— Да нет, покойник остался цел и невредим. Чего нельзя сказать о каком-то приходском священнике, который должен был хмурым сентябрьским утром девятьсот девятого года провожать усопшего в мир иной… Это просто потеха. При въезде на погост в местечке Стоунвилидж — кажется, это где-то в штате Огайо — мой коллега задел ступицей переднего колеса правую опору ворот. И от сотрясения дрогнула выведенная на воротах хрестоматийная надпись из трех букв.
Галя, оторвавшись от бумаг, недоуменно моргнула и придавила ладошкой скорбный вздох:
— Что, и они — туда же?
— Да нет, — рассмеялся я. — Это слово ничего общего с нашей заборной словесностью не имеет. К тому же оно было отлито из латуни и траурно сверкало в лучах осеннего солнца. Три буквы, о которых я веду речь, составляли аббревиатуру RIP.
— И что это значит?
— Ай-ай-ай! — погрозил я ей пальцем. — В таких сущностных основах ремесла должна была бы ориентироваться.

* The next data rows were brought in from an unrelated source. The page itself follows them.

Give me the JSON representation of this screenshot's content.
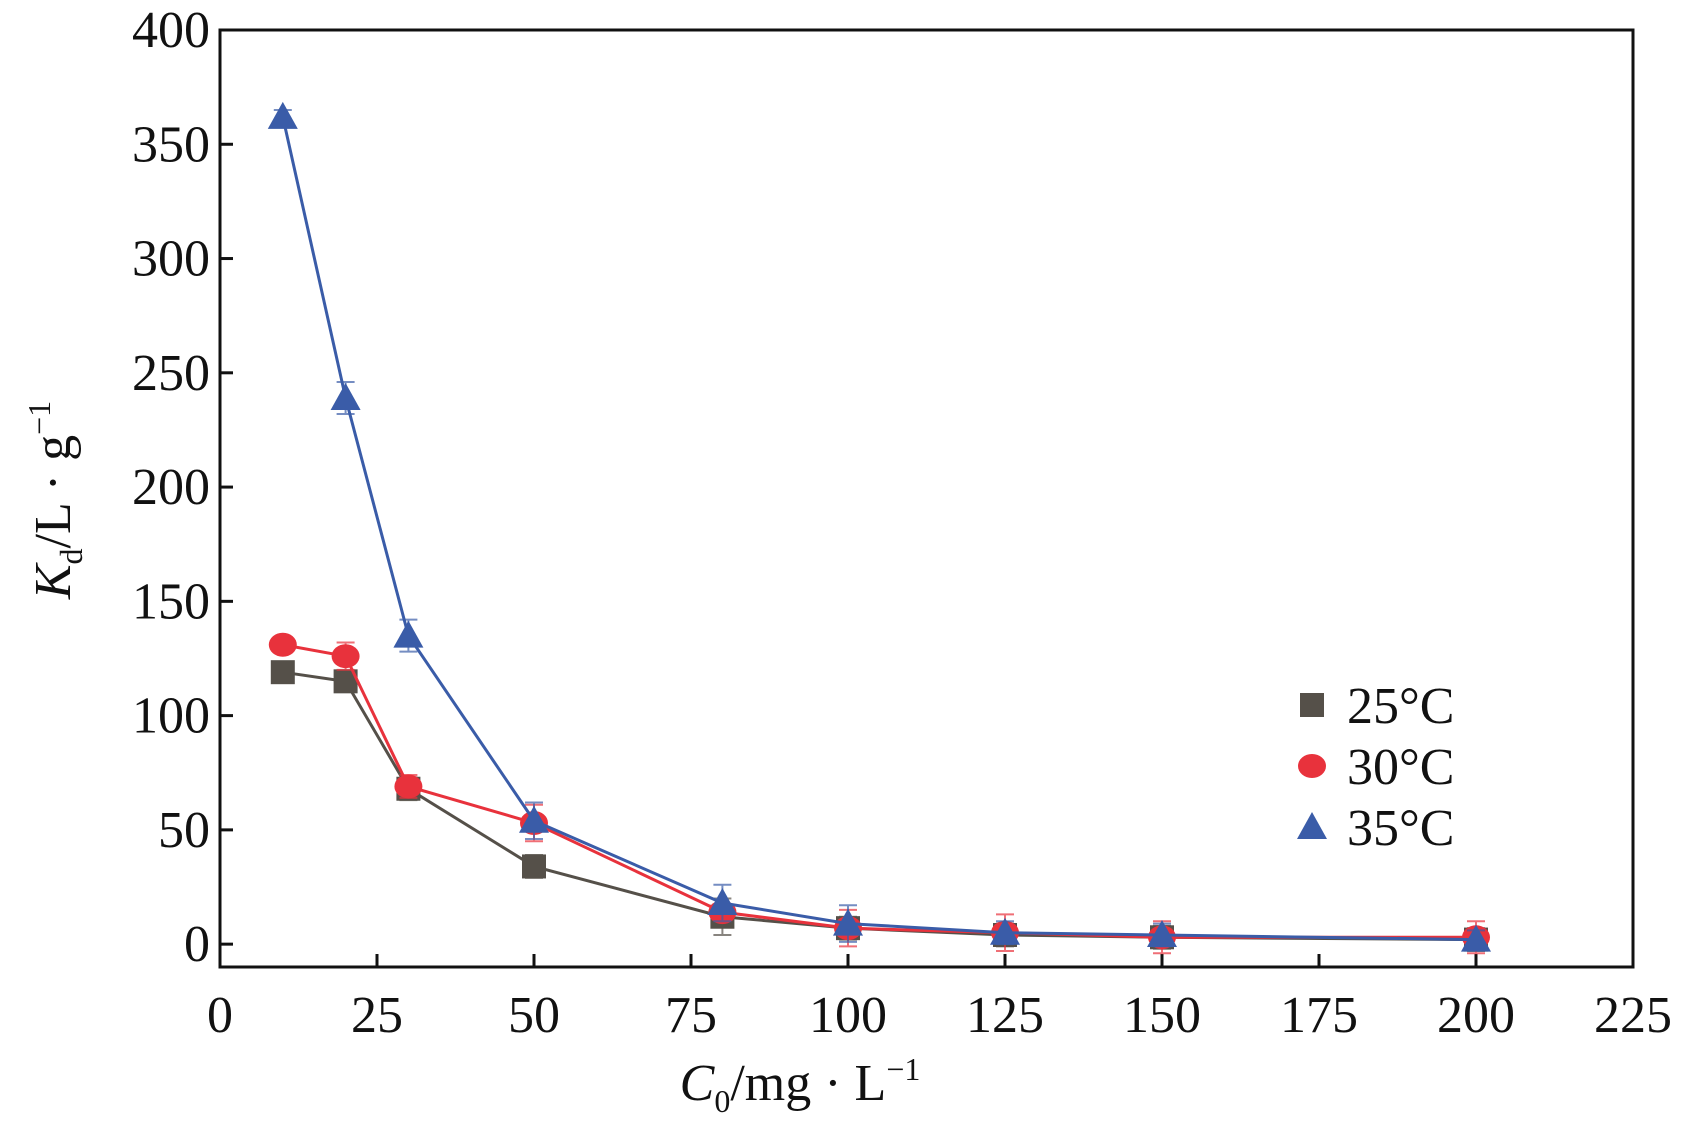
{
  "chart_data": {
    "type": "line",
    "xlabel": {
      "symbol": "C",
      "subscript": "0",
      "unit": "/mg · L",
      "superscript": "−1"
    },
    "ylabel": {
      "symbol": "K",
      "subscript": "d",
      "unit": "/L · g",
      "superscript": "−1"
    },
    "x": [
      10,
      20,
      30,
      50,
      80,
      100,
      125,
      150,
      200
    ],
    "series": [
      {
        "name": "25°C",
        "color": "#555049",
        "marker": "square",
        "values": [
          119,
          115,
          68,
          34,
          12,
          7,
          4,
          3,
          2
        ],
        "errors": [
          2,
          3,
          5,
          5,
          8,
          5,
          5,
          5,
          5
        ]
      },
      {
        "name": "30°C",
        "color": "#e8323c",
        "marker": "circle",
        "values": [
          131,
          126,
          69,
          53,
          14,
          7,
          5,
          3,
          3
        ],
        "errors": [
          3,
          6,
          5,
          8,
          3,
          8,
          8,
          7,
          7
        ]
      },
      {
        "name": "35°C",
        "color": "#3a5ca8",
        "marker": "triangle",
        "values": [
          362,
          239,
          135,
          54,
          18,
          9,
          5,
          4,
          2
        ],
        "errors": [
          3,
          7,
          7,
          8,
          8,
          8,
          5,
          5,
          4
        ]
      }
    ],
    "xlim": [
      0,
      225
    ],
    "xticks": [
      0,
      25,
      50,
      75,
      100,
      125,
      150,
      175,
      200,
      225
    ],
    "ylim": [
      -10,
      400
    ],
    "yticks": [
      0,
      50,
      100,
      150,
      200,
      250,
      300,
      350,
      400
    ],
    "legend": "right"
  }
}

— Знаешь, мне и вот этих основ, — она встряхнула кипу покоившихся на коленях бумаг, — хватает.
— RIP, — назидательно пояснил я, — происходит от выражения Rest In Peace. Почивай в мире, по нашему… Ну вот. Шарахнул мой коллега, значит, ступицей в этот чертов столб, а от надписи на воротах возьми да и отвались увесистая латунная литера «Р». Да и тюкни того святого отца прямо по темени. Словом, вышел большой скандал, попы, по обыкновению, подняли вой, и многие кладбища перекрыли нашим скорбным пирогам кислород.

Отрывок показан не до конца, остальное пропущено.